There are other examples how in all things environmental, scale (and a related concept, frame of reference) matters a lot. Individual human impacts on the environment are almost always small and if looked at from the individual (small scale) perspective, almost insignificant. Thus it becomes easy to say I as an individual am not responsible for the degradation we sometimes see. But when added to the other insignificant contributions from the rest of the planet’s inhabitants, our combined impacts become so huge that our individual responsibilities can actually be shown to increase with population, not decrease.
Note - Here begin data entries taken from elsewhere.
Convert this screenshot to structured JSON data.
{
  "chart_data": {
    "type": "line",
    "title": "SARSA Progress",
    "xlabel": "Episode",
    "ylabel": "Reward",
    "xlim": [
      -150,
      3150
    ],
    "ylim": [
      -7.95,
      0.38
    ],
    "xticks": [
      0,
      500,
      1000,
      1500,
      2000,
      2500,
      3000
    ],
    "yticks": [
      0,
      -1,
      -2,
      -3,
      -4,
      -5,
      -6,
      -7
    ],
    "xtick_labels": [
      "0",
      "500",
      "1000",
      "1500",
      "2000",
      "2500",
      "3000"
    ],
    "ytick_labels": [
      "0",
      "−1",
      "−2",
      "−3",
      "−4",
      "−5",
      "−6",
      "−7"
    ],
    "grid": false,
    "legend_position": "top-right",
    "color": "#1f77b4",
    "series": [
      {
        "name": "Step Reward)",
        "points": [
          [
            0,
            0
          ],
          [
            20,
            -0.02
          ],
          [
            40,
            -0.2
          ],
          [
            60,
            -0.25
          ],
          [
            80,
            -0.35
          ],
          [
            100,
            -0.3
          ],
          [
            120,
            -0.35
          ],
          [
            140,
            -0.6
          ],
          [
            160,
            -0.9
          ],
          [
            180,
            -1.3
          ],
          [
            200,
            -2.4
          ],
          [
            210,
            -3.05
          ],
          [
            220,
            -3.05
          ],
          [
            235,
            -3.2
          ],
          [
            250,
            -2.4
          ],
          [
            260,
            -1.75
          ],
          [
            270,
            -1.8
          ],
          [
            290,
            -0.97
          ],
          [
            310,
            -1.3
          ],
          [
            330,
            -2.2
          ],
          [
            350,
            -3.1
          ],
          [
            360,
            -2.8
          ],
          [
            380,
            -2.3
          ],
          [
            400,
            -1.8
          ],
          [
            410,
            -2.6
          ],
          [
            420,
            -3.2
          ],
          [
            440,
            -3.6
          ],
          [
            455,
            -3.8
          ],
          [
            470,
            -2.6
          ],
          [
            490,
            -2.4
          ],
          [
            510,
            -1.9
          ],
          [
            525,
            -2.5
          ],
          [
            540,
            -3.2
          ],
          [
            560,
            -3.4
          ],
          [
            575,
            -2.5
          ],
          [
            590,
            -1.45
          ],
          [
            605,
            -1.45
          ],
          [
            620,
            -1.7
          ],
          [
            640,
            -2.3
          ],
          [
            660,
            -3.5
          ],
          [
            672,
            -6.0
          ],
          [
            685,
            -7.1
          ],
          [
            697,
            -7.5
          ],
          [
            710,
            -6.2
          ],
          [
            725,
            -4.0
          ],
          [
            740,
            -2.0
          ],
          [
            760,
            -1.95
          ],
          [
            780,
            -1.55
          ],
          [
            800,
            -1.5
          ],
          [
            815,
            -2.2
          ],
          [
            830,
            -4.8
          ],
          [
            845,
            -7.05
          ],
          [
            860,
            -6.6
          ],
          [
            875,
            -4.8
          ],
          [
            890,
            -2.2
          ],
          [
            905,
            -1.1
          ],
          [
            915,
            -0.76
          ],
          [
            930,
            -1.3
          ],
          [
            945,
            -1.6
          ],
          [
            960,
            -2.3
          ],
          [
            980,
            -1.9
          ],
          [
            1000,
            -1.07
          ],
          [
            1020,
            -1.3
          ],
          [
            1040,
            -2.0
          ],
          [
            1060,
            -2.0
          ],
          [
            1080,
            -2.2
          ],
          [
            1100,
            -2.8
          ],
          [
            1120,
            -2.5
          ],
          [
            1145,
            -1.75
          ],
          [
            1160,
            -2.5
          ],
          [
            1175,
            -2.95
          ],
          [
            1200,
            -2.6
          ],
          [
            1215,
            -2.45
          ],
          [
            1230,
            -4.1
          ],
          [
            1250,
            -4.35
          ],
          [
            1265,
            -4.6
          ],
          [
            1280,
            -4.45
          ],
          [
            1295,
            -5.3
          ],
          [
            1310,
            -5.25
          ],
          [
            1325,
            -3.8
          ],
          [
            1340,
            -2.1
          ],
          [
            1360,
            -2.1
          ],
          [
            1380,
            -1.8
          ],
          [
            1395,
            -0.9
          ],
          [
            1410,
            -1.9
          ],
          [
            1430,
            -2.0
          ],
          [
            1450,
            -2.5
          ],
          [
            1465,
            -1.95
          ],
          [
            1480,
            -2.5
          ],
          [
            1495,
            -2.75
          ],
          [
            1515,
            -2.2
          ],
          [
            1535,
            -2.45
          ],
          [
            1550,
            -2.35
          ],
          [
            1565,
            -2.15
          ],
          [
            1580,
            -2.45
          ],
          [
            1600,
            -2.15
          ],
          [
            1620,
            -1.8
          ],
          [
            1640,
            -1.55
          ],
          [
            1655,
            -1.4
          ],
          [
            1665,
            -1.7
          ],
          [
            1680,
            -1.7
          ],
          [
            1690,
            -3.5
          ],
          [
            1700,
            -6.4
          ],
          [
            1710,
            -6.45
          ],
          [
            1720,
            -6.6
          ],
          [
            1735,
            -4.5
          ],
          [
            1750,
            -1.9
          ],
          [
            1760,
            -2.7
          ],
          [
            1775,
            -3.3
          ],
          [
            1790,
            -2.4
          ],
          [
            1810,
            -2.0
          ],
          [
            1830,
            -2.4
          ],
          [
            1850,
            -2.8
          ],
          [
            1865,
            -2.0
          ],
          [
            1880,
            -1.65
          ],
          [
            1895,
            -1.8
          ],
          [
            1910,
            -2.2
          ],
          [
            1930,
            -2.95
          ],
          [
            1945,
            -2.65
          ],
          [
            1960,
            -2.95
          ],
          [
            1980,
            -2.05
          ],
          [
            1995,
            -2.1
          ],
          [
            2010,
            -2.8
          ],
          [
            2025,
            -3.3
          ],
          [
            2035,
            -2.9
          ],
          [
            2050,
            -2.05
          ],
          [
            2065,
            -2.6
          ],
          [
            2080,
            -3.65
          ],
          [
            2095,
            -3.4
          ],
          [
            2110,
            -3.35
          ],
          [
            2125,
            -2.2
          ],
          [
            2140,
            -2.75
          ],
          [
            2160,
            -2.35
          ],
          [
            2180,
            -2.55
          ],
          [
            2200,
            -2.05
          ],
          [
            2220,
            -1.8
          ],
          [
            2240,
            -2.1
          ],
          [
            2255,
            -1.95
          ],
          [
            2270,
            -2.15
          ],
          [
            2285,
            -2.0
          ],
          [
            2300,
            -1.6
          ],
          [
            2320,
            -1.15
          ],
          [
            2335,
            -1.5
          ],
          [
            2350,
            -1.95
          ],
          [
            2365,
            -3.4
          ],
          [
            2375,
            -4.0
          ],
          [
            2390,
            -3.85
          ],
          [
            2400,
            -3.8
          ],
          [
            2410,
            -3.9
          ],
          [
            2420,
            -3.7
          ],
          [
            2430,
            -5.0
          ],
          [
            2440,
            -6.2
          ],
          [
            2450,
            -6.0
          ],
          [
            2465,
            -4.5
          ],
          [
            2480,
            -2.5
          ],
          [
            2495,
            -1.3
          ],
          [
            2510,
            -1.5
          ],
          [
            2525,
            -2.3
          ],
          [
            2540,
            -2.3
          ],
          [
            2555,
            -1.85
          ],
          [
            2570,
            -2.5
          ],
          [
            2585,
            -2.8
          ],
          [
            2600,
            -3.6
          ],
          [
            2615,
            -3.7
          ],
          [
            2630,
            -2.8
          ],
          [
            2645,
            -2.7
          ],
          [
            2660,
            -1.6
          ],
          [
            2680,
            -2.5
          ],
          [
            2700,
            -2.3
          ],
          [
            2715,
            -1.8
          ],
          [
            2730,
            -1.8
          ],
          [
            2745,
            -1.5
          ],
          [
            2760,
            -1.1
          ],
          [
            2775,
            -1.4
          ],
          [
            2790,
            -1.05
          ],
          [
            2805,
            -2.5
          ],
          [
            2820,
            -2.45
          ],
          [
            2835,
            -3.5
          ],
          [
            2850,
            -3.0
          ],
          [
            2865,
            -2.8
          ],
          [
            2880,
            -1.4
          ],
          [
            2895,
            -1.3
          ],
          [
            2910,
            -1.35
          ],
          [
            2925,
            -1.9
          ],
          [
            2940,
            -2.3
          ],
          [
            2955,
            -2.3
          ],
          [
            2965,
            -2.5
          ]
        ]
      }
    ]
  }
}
Look at it this way: as the planet’s population increases, each individual may seem less and less important. After all when I was born, I was 1 in 2.7 billion, or 3.7 X 10-8% of the planet’s population. And today when looked at from the point of view of an individual, I am an even less significant 1 in 6.7 billion or 1.5 X 10-8% of the planet’s current crew. But what if we look instead at population from a macro scale (top down vs. bottom up frame of reference)? From this vantage point we first see that planet is limited in what it can annually produce in way of crops and energy, as well as in how much waste it can absorb without creating toxic pockets. Some say that we surpassed many of these limits during my lifetime. Now if each person were allocated a fair share of what turns out to be fixed limits, then as population grows, each individual’s allotment is lowered. This also means that each individual gains greater responsibility to be aware of their impact on the planet, not less.
Scale is also important in matters of love and war. Large-scale actions meant to cause fear and gain compliance in individuals, if applied on a massive scale like “Shock and Awe” may instead lead to a social resolve to resist future assaults with deeper commitments of those individuals to smaller (harder to attack) groups. And actions meant to win the hearts and minds of individuals within a society, if applied one by one with the best of intentions, may still fail if they cannot be implemented in ways that just as deeply respect the ties of those individuals to the societies they need to remain part of. I think this is one reason the initial US invasion into Iraq did not create the benefits that the architects of that war predicted, because they failed to account for the complexities of Iraqi society at the scale of their ties to each other.
Sometimes we have no choice but to take a model developed and validated at one scale and apply it at an entirely different scale, a process engineers call “scale-up” or “scale-down” depending on which direction they need to go. This requires a systematic and disciplined approach because something important at one scale will often be inconsequential at another. Hopefully we won’t be so tied to our favorite approaches that we fail to see these differences when we apply our understanding to something new.